All in all I came from this book with a greater understanding of the liberal view of today’s society. The leaders of the liberal view feel that they are Philosopher Kings in charge of a great just city, and they are the great defender of this city. These are the same liberals that called for free love and communal living in the 60‘s. They force abortion on the lower classes and try to destroy the common people’s society by degrading the value of marriage. All of this thought came not just from Plato, but also from Rousseau and Voltaire. Rousseau and Voltaire shouted “let us make a heaven here on earth and forget about God. Let us rely on reason and human understanding.” These are the same people that attempted at trying to have Enlighten Despots in many European nations, that would rule a nation like these Philosopher Kings of Plato and Socrates, but they all failed with huge amounts of bloodshed; with the French Revolution the bloodiest of all.

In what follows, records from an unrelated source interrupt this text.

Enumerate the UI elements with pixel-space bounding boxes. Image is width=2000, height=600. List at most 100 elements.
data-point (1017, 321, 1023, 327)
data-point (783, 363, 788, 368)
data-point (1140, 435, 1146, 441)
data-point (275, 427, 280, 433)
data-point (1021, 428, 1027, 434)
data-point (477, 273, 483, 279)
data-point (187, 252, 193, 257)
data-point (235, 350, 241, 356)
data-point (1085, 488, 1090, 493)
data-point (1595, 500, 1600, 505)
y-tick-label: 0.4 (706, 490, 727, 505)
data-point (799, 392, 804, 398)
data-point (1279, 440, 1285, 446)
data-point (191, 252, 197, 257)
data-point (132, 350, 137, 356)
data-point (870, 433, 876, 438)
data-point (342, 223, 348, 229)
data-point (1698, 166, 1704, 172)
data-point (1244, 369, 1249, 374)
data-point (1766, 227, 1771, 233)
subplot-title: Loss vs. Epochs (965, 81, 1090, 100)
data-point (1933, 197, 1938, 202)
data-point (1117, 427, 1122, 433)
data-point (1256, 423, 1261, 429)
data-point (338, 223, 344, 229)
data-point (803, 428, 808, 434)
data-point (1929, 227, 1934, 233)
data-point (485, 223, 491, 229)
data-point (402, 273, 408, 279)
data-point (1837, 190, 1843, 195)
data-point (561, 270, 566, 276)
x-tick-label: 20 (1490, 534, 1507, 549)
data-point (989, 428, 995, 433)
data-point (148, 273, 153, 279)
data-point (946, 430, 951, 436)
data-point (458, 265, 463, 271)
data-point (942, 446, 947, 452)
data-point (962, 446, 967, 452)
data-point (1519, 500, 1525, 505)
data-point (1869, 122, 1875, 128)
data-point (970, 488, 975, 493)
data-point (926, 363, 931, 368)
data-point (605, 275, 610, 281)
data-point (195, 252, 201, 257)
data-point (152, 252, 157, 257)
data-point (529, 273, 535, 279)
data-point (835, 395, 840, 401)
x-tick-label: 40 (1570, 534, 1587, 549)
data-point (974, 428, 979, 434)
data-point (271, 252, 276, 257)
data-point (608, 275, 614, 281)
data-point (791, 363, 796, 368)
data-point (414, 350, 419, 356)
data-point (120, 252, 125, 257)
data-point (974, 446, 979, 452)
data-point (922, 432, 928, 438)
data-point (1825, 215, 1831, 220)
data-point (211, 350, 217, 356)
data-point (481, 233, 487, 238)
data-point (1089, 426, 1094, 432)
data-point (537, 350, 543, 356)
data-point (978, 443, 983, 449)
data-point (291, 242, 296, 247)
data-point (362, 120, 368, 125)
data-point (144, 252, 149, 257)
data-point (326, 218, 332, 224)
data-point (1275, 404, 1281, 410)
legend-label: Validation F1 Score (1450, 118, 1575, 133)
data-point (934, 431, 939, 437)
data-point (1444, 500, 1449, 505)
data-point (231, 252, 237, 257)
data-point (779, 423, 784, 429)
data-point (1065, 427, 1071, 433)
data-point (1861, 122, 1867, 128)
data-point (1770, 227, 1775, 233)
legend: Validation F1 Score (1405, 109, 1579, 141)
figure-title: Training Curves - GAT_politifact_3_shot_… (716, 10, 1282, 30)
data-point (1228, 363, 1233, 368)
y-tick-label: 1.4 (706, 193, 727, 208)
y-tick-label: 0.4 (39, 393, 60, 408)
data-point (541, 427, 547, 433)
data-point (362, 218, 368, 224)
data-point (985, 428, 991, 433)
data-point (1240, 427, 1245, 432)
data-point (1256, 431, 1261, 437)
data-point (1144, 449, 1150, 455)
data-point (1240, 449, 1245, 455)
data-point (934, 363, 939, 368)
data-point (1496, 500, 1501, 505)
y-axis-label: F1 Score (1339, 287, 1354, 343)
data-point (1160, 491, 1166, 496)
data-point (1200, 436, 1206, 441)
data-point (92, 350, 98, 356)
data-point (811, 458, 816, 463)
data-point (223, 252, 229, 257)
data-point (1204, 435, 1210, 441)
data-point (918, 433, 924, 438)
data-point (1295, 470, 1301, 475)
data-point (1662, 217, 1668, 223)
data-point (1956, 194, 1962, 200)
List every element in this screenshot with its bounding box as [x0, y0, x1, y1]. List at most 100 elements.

In all of these descriptions of the just man I saw one thing. The just man that they described is the perfectly unjust man of the first part of the story. "...The truly unjust man goes about it in the truly right way and gets away with it. The one that gets caught is considered incompetent since perfect injustice consists of appearing just when you are not. They will have the reputation of being the most just man..." They gave this statement when describing the unjust man. Does the Just man in the second part of the story not sound like he will have the gone about it in the right way? This just man lies to his people because “The end justifies the means” and ends up doing what is not just for all the people; only the ruling class. He does all of this in the guise of making the best choices for the society.

Plato tried to introduce his great leader as a man that uses his great human reasoning ability. He believed that man’s wisdom could create a society that was perfectly just, but he did not want to admit that man could never be perfectly just. That ingrained into him was something that would always move to the evil inside of his spirit. Since he lived only a couple hundred years after the greatest part of Israel‘s history, Plato must of known of the story of how David and Solomon ruled with great wisdom and created a great and just nation. He must have known that with this great wisdom that each man ended up doing unjust things after failing to follow God’s guidance. So in the end even Solomon, whom was considered the wisest man ever to live, that had great courage, and was very self-disciplined, ended up becoming unjust to his people and led them astray.

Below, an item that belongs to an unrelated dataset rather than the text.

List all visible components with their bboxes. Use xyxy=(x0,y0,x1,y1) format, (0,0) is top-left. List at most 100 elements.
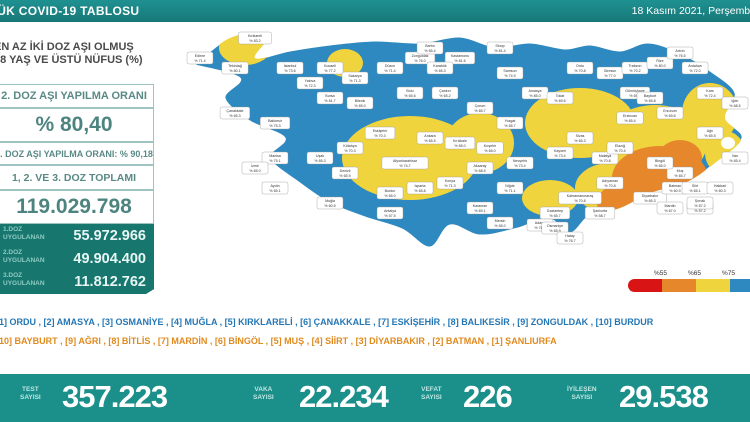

I will say that at the same time of the Enlightenment and the attempts of Philosopher Kings in Europe, a group of castaways in the new world created a different republic that was not formed in the image of Plato’s Republic, but in the theory that each individual is as great as another and getting representatives from all the people would create a truly just nation. They based there nation on something different then man’s wisdom; God’s wisdom. Thomas Jefferson, who admired the French enlightened leaders as a Deist, still spent many a line on the importance of God in society. As is written in a Memorial dedicated to this man are these words.
God who gave us life gave us liberty. Can the liberties of a nation be secure when we have removed a conviction that these liberties are the gift of God? Indeed I tremble for my country when I reflect that God is just. That his justice cannot sleep forever. Commerce between Master and Slave is Despotism. Nothing is more written in the book of fate then that these people are to be free.

This Book of Plato’s does give good information, but not of the proper enlightened government, but of the folly of man’s justice. As Solomon has shown us, man can rule justly, as long as he follows the guidance of the truly just man, Jesus Christ.